Nevertheless, humanity has the ability to to imagine something better, to develop once again a vision of happiness, a sense of fairness and connectedness, loving and living out of enlightened self-interest, enjoying a better world. We need social control over our tremendous means of production and destruction to turn our swords and spears into ploughshares so that we shall experience war no more.

 Nothing is eternal and unchangeable. Human nature is in flux and is variable, and it is socialists who explain the differing forms and varying directions of its change. By showing that the struggle of the classes is at the base of history, Marxism unveils the historical mechanism and shows that every given social form is entirely relative, entirely conditional. Mankind by definition is a social animal who unlike other animals in that he doesn’t merely use nature, but tries to master and control it. Such activity is necessarily social. Not only does labour change man, not only is it a necessary condition of human existence, but labour created man himself. It is literally impossible to think of a human being outside of some labor relationship, apart from some social context, how we lives, loves, dreams, thinks, “projects,” and idealises – is determined basically by the kind of society in which we live in. Classes and social systems succeed each other and differ from each other. 

Humanity has the capacity for love, solidarity, compassion AND the capacity for great aggression and cruelty. Which capacity dominates depends on certain geographic and social conditions. In “primitive” pre-literate clans where there is virtually no economic surplus, there is always sharing of land, resources, products, labor.
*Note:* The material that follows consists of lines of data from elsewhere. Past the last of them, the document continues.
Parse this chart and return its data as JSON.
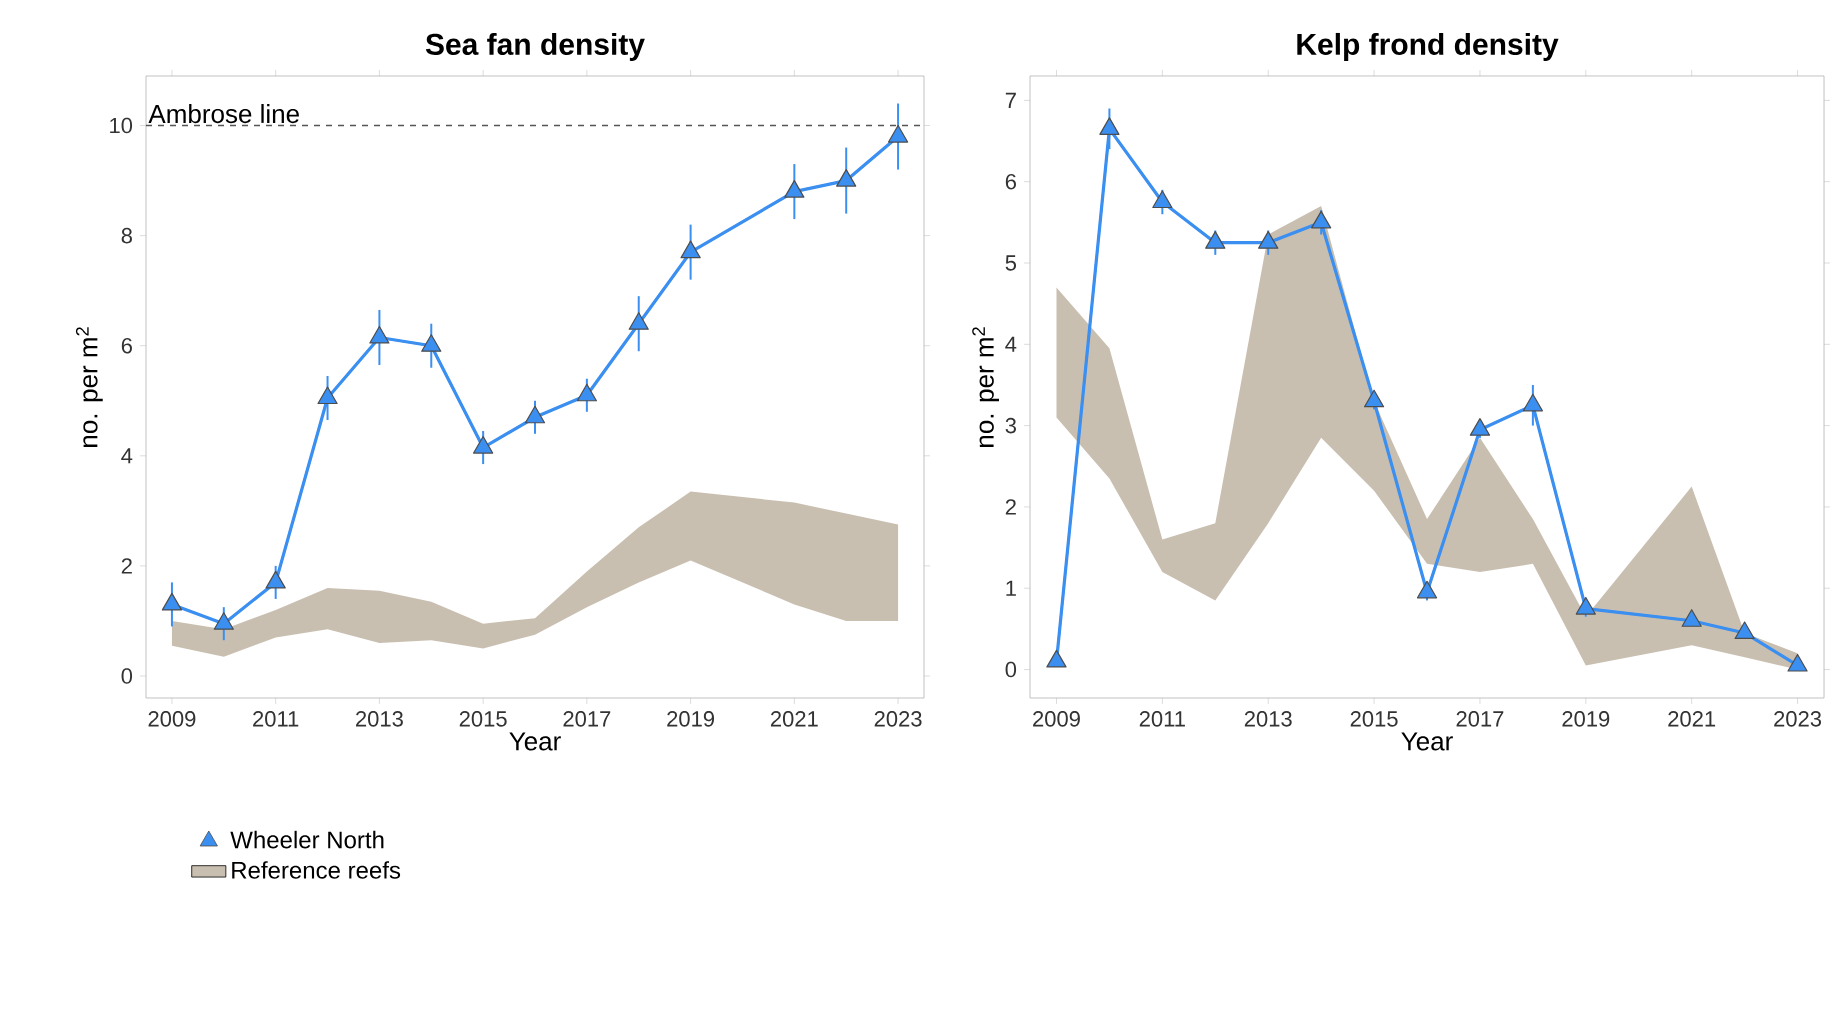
{
  "chart_data": [
    {
      "type": "line",
      "title": "Sea fan density",
      "xlabel": "Year",
      "ylabel": "no. per m$^{2}$",
      "x": [
        2009,
        2010,
        2011,
        2012,
        2013,
        2014,
        2015,
        2016,
        2017,
        2018,
        2019,
        2021,
        2022,
        2023
      ],
      "xlim": [
        2008.5,
        2023.5
      ],
      "xticks": [
        2009,
        2011,
        2013,
        2015,
        2017,
        2019,
        2021,
        2023
      ],
      "ylim": [
        -0.4,
        10.9
      ],
      "yticks": [
        0,
        2,
        4,
        6,
        8,
        10
      ],
      "grid": false,
      "legend": "bottom left",
      "ref_lines": [
        {
          "axis": "y",
          "value": 10,
          "label": "Ambrose line",
          "color": "#555555",
          "line_style": "dashed"
        }
      ],
      "series": [
        {
          "name": "Wheeler North",
          "marker": "triangle",
          "color": "#3b8ff0",
          "values": [
            1.3,
            0.95,
            1.7,
            5.05,
            6.15,
            6.0,
            4.15,
            4.7,
            5.1,
            6.4,
            7.7,
            8.8,
            9.0,
            9.8
          ],
          "errors": [
            0.4,
            0.3,
            0.3,
            0.4,
            0.5,
            0.4,
            0.3,
            0.3,
            0.3,
            0.5,
            0.5,
            0.5,
            0.6,
            0.6
          ]
        },
        {
          "name": "Reference reefs",
          "color": "#c9bfb1",
          "values": [
            null,
            null,
            null,
            null,
            null,
            null,
            null,
            null,
            null,
            null,
            null,
            null,
            null,
            null
          ],
          "lower": [
            0.55,
            0.35,
            0.7,
            0.85,
            0.6,
            0.65,
            0.5,
            0.75,
            1.25,
            1.7,
            2.1,
            1.3,
            1.0,
            1.0
          ],
          "upper": [
            1.0,
            0.85,
            1.2,
            1.6,
            1.55,
            1.35,
            0.95,
            1.05,
            1.9,
            2.7,
            3.35,
            3.15,
            2.95,
            2.75
          ]
        }
      ]
    },
    {
      "type": "line",
      "title": "Kelp frond density",
      "xlabel": "Year",
      "ylabel": "no. per m$^{2}$",
      "x": [
        2009,
        2010,
        2011,
        2012,
        2013,
        2014,
        2015,
        2016,
        2017,
        2018,
        2019,
        2021,
        2022,
        2023
      ],
      "xlim": [
        2008.5,
        2023.5
      ],
      "xticks": [
        2009,
        2011,
        2013,
        2015,
        2017,
        2019,
        2021,
        2023
      ],
      "ylim": [
        -0.35,
        7.3
      ],
      "yticks": [
        0,
        1,
        2,
        3,
        4,
        5,
        6,
        7
      ],
      "grid": false,
      "series": [
        {
          "marker": "triangle",
          "color": "#3b8ff0",
          "values": [
            0.1,
            6.65,
            5.75,
            5.25,
            5.25,
            5.5,
            3.3,
            0.95,
            2.95,
            3.25,
            0.75,
            0.6,
            0.45,
            0.05
          ],
          "errors": [
            0.05,
            0.25,
            0.15,
            0.15,
            0.15,
            0.15,
            0.1,
            0.1,
            0.1,
            0.25,
            0.1,
            0.05,
            0.05,
            0.05
          ]
        },
        {
          "color": "#c9bfb1",
          "values": [
            null,
            null,
            null,
            null,
            null,
            null,
            null,
            null,
            null,
            null,
            null,
            null,
            null,
            null
          ],
          "lower": [
            3.1,
            2.35,
            1.2,
            0.85,
            1.8,
            2.85,
            2.2,
            1.3,
            1.2,
            1.3,
            0.05,
            0.3,
            0.15,
            0.0
          ],
          "upper": [
            4.7,
            3.95,
            1.6,
            1.8,
            5.35,
            5.7,
            3.3,
            1.85,
            2.85,
            1.85,
            0.65,
            2.25,
            0.45,
            0.2
          ]
        }
      ]
    }
  ]
}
By necessity (for the clan could not survive with a dog-eat-dog outlook and practice) the capacity for love and solidarity is dominant within the clan – a family of extended families.

This proves the human capacity for love and sharing; the capacity for aggression and cruelty shows up when there is some economic surplus, but not enough for the whole tribe or nation to share the wealth. Here we find tribal wars over limited hunting grounds, cannibalism, and slavery. This is class society, the beginning of so-called civilization.

This class-divided aggressive society has been with us for many centuries, perhaps seven thousand years (roughly 210 generations). But what we see during this long period of class domination and severe cruelty and greed is a constant periodic struggle of those who are the oppressed and exploited—a struggle for freedom and justice. We can conclude that a basic aspect of human nature is the drive, the never-ending struggle to be free and to live in solidarity and harmony with one another.

In other words, humans have a drive to live AND a drive to be happy, to live in peace, love and freedom. Is the drive for happiness doomed to be forever frustrated, leaving us stuck indefinitely in the situation of dominant cruelty and aggression? Many people think it is so basic that no matter what the geographic and social conditions, “human nature” is always greedy and aggressive. Many  Christians believe that human nature is “fallen” and cannot extricate itself from “Original Sin.” Thus any historical progress is dependent on divine intervention. 

 Marxists shows not only that socialist society is possible, but also that it is necessary. Collective organisation of labour is possible because it exists. It circles the world. Individual ownership and exploitation is in flagrant contradiction with this collective organisation. From this come crises – catastrophes which demonstrate more and more that the capitalist system is becoming impossible. 

Soon it will be no longer for us to show the possibility of socialism. It will be the task of the partisans of the present tottering capitalist system to prove the possibility of its continuation by any normal and progressive development. Socialists will only expropriate the expropriators. They will restore to society the property which has been stolen from society. We struggle against capitalist property, against the oligarchy of property – the monopoly of the means of production.